Moja prababcia Rozalia urodziła ośmioro dzieci (z których czworo wcześnie zmarło) w tym bliźnięta Piotra i Katarzynę. Piotr urodził się 18 maja 1894 roku, a zmarł 23 października 1895 roku. Moja babcia Maria była najstarsza z czwórki rodzeństwa. Jej rodzice bardzo wcześnie zmarli, gdy miała osiem lat. Wychowywali się w rodzinie wujka. Jakże później (po zamążpójściu) cieszyła się,gdy mogła stworzyć swój dom. Brat mojego dziadka Józefa – Franciszek, który wyemigrował do Kanady w 1926 roku i tam założył rodzinę z Genowefą z domu Szelc, pochodzącą z Turaszówki k/ Krosna przysyłał pieniądze bratu Józefowi, który kupił mu pod Papirówką 8 morgów ziemi, na którą miał wrócić na stare lata.

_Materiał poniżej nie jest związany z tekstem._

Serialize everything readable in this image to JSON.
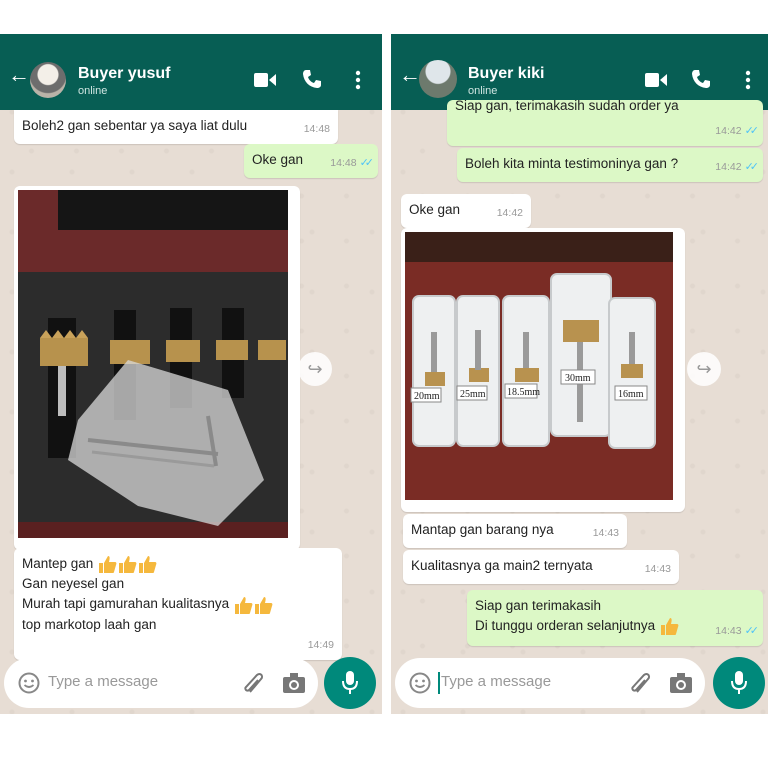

Ta żyzna ziemia, jak wspominają żyjący, którą nawoziło się co kilka lat, była podstawą ówczesnego życia, które skończyło się wraz z wojną. Moi dziadkowie – Józef (1896-1967) i Maria (1901-1978) z domu Mazur – z Obydowa k/Kamionki Strumiłowej zawitali do Jarosławia wraz z dziećmi wczesną wiosną 1944 roku. Zamieszkali na Szczytnej u Józefa Zwolińskiego i przebywali tam do kwietnia 1945 roku. Później osiedlili się na Przedmieściu – Brodowicze na gospodarstwie poukraińskim. Natomiast ich rodzice, a moi pradziadkowie, Antoni i Rozalia z domuZbroniec zostali w Batiatyczach (około 5 km na zachód od Kamionki Strumiłowej – dziś Kamionki Bużańskiej).

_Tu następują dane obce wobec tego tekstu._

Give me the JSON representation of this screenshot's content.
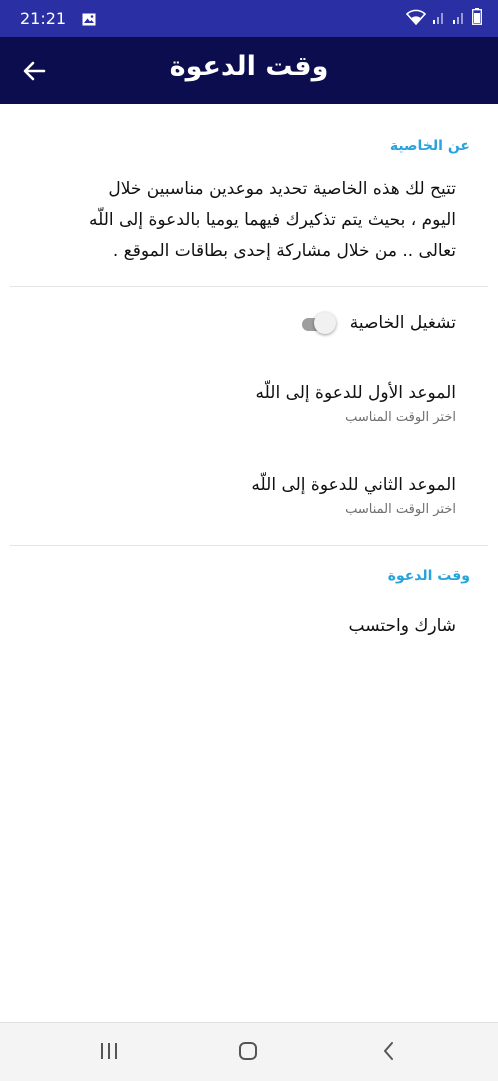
{
  "status_bar": {
    "time": "21:21",
    "icons": [
      "gallery-icon",
      "wifi-icon",
      "signal-icon",
      "signal-icon",
      "battery-icon"
    ]
  },
  "app_bar": {
    "title": "وقت الدعوة",
    "back_icon": "arrow-left-icon"
  },
  "about": {
    "header": "عن الخاصية",
    "lines": [
      "تتيح لك هذه الخاصية تحديد موعدين مناسبين خلال",
      "اليوم ، بحيث يتم تذكيرك فيهما يوميا بالدعوة إلى اللّه",
      "تعالى .. من خلال مشاركة إحدى بطاقات الموقع ."
    ]
  },
  "settings": {
    "toggle_label": "تشغيل الخاصية",
    "toggle_on": false,
    "first_time_title": "الموعد الأول للدعوة إلى اللّه",
    "first_time_sub": "اختر الوقت المناسب",
    "second_time_title": "الموعد الثاني للدعوة إلى اللّه",
    "second_time_sub": "اختر الوقت المناسب"
  },
  "time_section": {
    "header": "وقت الدعوة",
    "share_label": "شارك واحتسب"
  },
  "nav": {
    "icons": [
      "recent-apps-icon",
      "home-icon",
      "back-icon"
    ]
  },
  "colors": {
    "status_bar": "#2a30a4",
    "app_bar": "#0b0d4f",
    "accent": "#29a3dc"
  }
}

Moi pradziadkowie Antoni i Rozalia widzieli na własne oczy zagładę polskich osiedli spalonych doszczętnie przez banderowców tak, żeby ślad po Polsce nie został. Ocaleli, ale musieli opuścić dom rodzinny i z kartą ewakuacyjną wyjechać na tzw. ziemie odzyskane do wsi Gaje k/ Wrocławia, gdzie zamieszkali wraz z Michałem Różyckim, skąd później (w sierpniu 1945) syn Józef (mój dziadek) przywiózł ich do Jarosławia na Brodowicze.

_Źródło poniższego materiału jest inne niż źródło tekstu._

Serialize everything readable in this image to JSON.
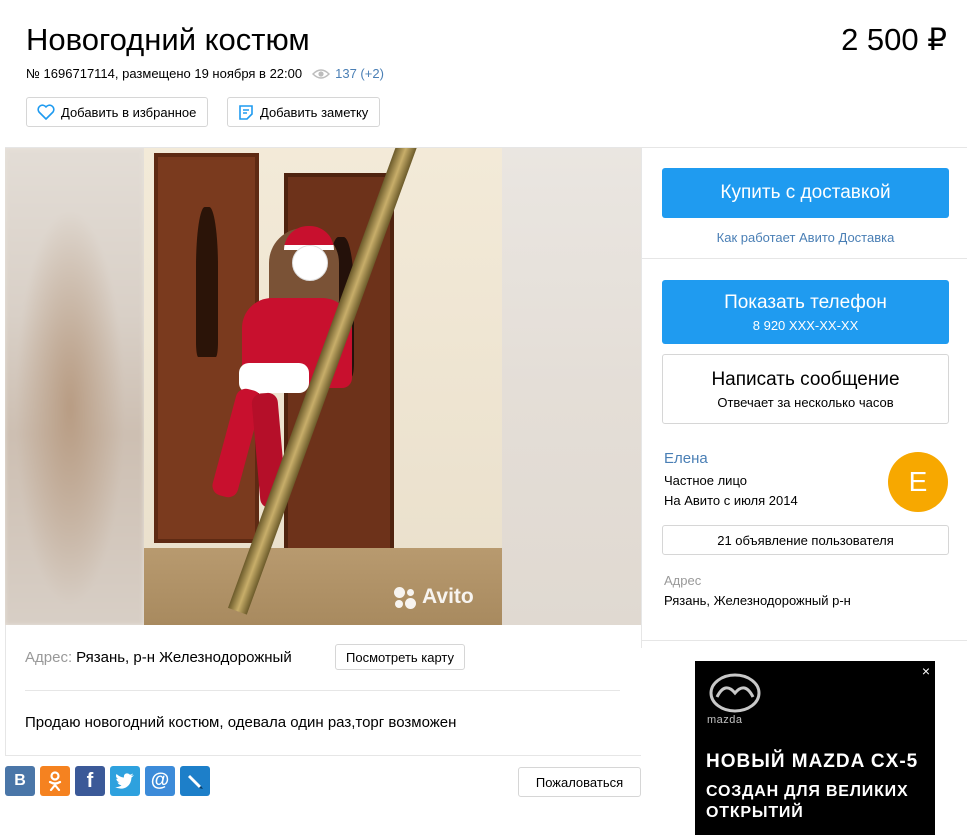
{
  "listing": {
    "title": "Новогодний костюм",
    "price": "2 500 ₽",
    "meta_text": "№ 1696717114, размещено 19 ноября в 22:00",
    "views": "137 (+2)",
    "favorite_label": "Добавить в избранное",
    "note_label": "Добавить заметку"
  },
  "photo": {
    "watermark": "Avito"
  },
  "details": {
    "address_label": "Адрес:",
    "address_value": "Рязань, р-н Железнодорожный",
    "map_button": "Посмотреть карту",
    "description": "Продаю новогодний костюм, одевала один раз,торг возможен"
  },
  "share": {
    "items": [
      {
        "name": "vk",
        "glyph": "B",
        "color": "#4a76a8"
      },
      {
        "name": "ok",
        "glyph": "ok",
        "color": "#f58220"
      },
      {
        "name": "facebook",
        "glyph": "f",
        "color": "#3b5998"
      },
      {
        "name": "twitter",
        "glyph": "t",
        "color": "#2ea1de"
      },
      {
        "name": "mail",
        "glyph": "@",
        "color": "#3c8bd9"
      },
      {
        "name": "livejournal",
        "glyph": "✎",
        "color": "#1d7fc9"
      }
    ]
  },
  "complain_label": "Пожаловаться",
  "sidebar": {
    "buy_label": "Купить с доставкой",
    "delivery_link": "Как работает Авито Доставка",
    "phone_label": "Показать телефон",
    "phone_masked": "8 920 XXX-XX-XX",
    "message_label": "Написать сообщение",
    "message_hint": "Отвечает за несколько часов",
    "seller_name": "Елена",
    "seller_type": "Частное лицо",
    "seller_since": "На Авито с июля 2014",
    "avatar_letter": "E",
    "ads_count_label": "21 объявление пользователя",
    "address_heading": "Адрес",
    "address_value": "Рязань, Железнодорожный р-н"
  },
  "ad": {
    "close_glyph": "×",
    "brand": "mazda",
    "headline": "НОВЫЙ MAZDA CX-5",
    "subheadline": "СОЗДАН ДЛЯ ВЕЛИКИХ ОТКРЫТИЙ"
  },
  "colors": {
    "accent_blue": "#1f9bf0",
    "link_blue": "#4a7fb5",
    "avatar_orange": "#f7a800"
  }
}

Mój dziadek Józef Mazurkiewicz, syn Antoniego, z żoną Marią, mając na utrzymaniu rodziców, gospodarzył na 35 morgach pola. Po zajęciu Polski wschodniej przez Rosjan gospodarstwo jego zostało rozebrane przez socjalizm. Część pola, zboże i bydło przepadło. Jemu zostawiono 10 morgów, a podatek został wymierzony z 35 morgów, a gdy nie miał z czego zapłacić, to zagrożono, że zostanie wywieziony na Sybir. Został zakwalifikowany do wywózki i tylko wybuch wojny w 1941 roku uchronił go od deportacji w głąb Rosji. Pod okupacją niemiecką było spokojniej, tylko później nasiliły się mordy dokonywane przez banderowców.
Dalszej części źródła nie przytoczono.